Smith, Andrew, Iwnicki, Simon, Kaushal, Aniruddha, Odolinski, Kristofer and Wheat, Phill (2017) Estimating the relative cost of track damage mechanisms: combining economic and engineering approaches. Proceedings of the Institution of Mechanical Engineers, Part F: Journal of Rail and Rapid Transit, 231 (5). pp. 620-636. ISSN 0954-4097
Abstract

This paper proposes a new, two-stage methodology to estimate the relative marginal cost of different vehicle types running on rail infrastructure. This information is important particularly where infrastructure managers wish to differentiate track access charges by vehicle type for the purpose of incentivising the development and use of more track friendly vehicles. EU legislation requires that European infrastructure managers set access charges based on the incremental (marginal) cost of running trains on their networks.

The novelty of the approach derives from the combination of: (1) engineering simulation methods that estimate the track damage caused by rail vehicles; and (2) econometric methods that estimate the relationship between actual maintenance costs and the different damage mechanisms. This two-stage approach fills an important gap in the literature, given the limitations of existing “single-stage” engineering or econometric approaches in obtaining relative marginal costs for different types of damage.

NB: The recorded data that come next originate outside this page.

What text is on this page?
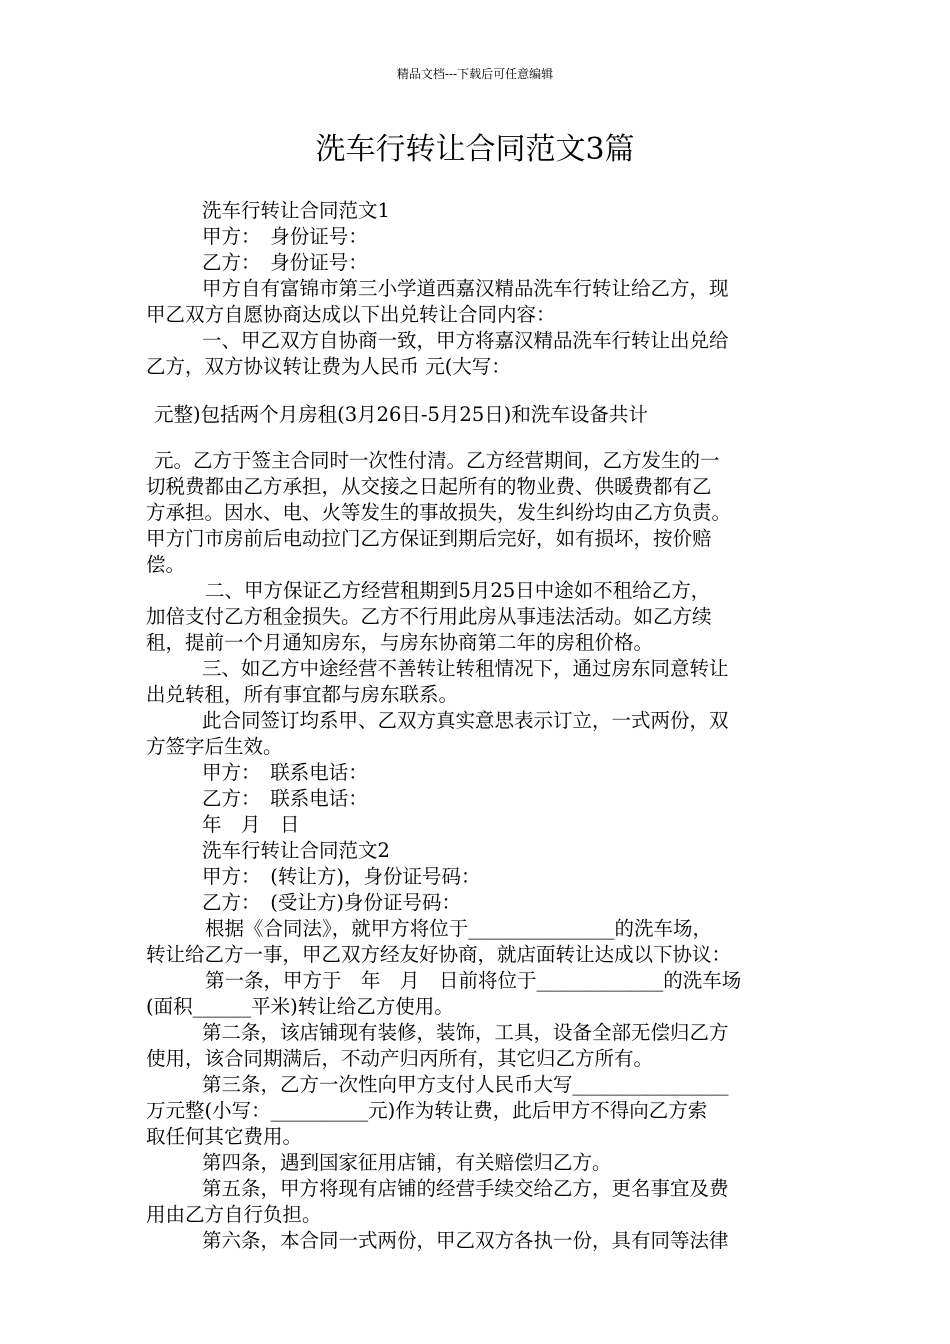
精品文档---下载后可任意编辑
洗车行转让合同范文3篇

洗车行转让合同范文1

甲方：　身份证号：

乙方：　身份证号：

甲方自有富锦市第三小学道西嘉汉精品洗车行转让给乙方，现

甲乙双方自愿协商达成以下出兑转让合同内容：

一、甲乙双方自协商一致，甲方将嘉汉精品洗车行转让出兑给

乙方，双方协议转让费为人民币 元(大写：

元整)包括两个月房租(3月26日-5月25日)和洗车设备共计

元。乙方于签主合同时一次性付清。乙方经营期间，乙方发生的一

切税费都由乙方承担，从交接之日起所有的物业费、供暖费都有乙

方承担。因水、电、火等发生的事故损失，发生纠纷均由乙方负责。

甲方门市房前后电动拉门乙方保证到期后完好，如有损坏，按价赔

偿。

二、甲方保证乙方经营租期到5月25日中途如不租给乙方，

加倍支付乙方租金损失。乙方不行用此房从事违法活动。如乙方续

租，提前一个月通知房东，与房东协商第二年的房租价格。

三、如乙方中途经营不善转让转租情况下，通过房东同意转让

出兑转租，所有事宜都与房东联系。

此合同签订均系甲、乙双方真实意思表示订立，一式两份，双

方签字后生效。

甲方：　联系电话：

乙方：　联系电话：

年　月　日

洗车行转让合同范文2

甲方：　(转让方)，身份证号码：

乙方：　(受让方)身份证号码：

根据《合同法》，就甲方将位于_______________的洗车场，

转让给乙方一事，甲乙双方经友好协商，就店面转让达成以下协议：

第一条，甲方于　年　月　日前将位于_____________的洗车场

(面积______平米)转让给乙方使用。

第二条，该店铺现有装修，装饰，工具，设备全部无偿归乙方

使用，该合同期满后，不动产归丙所有，其它归乙方所有。

第三条，乙方一次性向甲方支付人民币大写________________

万元整(小写：__________元)作为转让费，此后甲方不得向乙方索

取任何其它费用。

第四条，遇到国家征用店铺，有关赔偿归乙方。

第五条，甲方将现有店铺的经营手续交给乙方，更名事宜及费

用由乙方自行负担。

第六条，本合同一式两份，甲乙双方各执一份，具有同等法律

We demonstrate the feasibility of the method using 45 track sections from Sweden, for which we have data on maintenance costs together with relevant track and vehicle data for 2012
(supplied by the Swedish Transport Administration). We demonstrate the feasibility of producing summary, section-level damage measures for three damage mechanisms (wear, rolling contact fatigue and settlement) which can be taken forward into the second stage. The second stage econometric results indicate that it is possible to obtain sensible relationships between cost and the different damage types – and thus produce relative marginal costs by damage mechanism and in turn vehicle type. Based on this feasibility study, settlement is found to be the most costly (in terms of maintenance cost) of the three mechanisms, followed by rolling contact fatigue and then wear. Future applications should focus on larger datasets in order to produce the required degree of precision on the marginal cost estimates.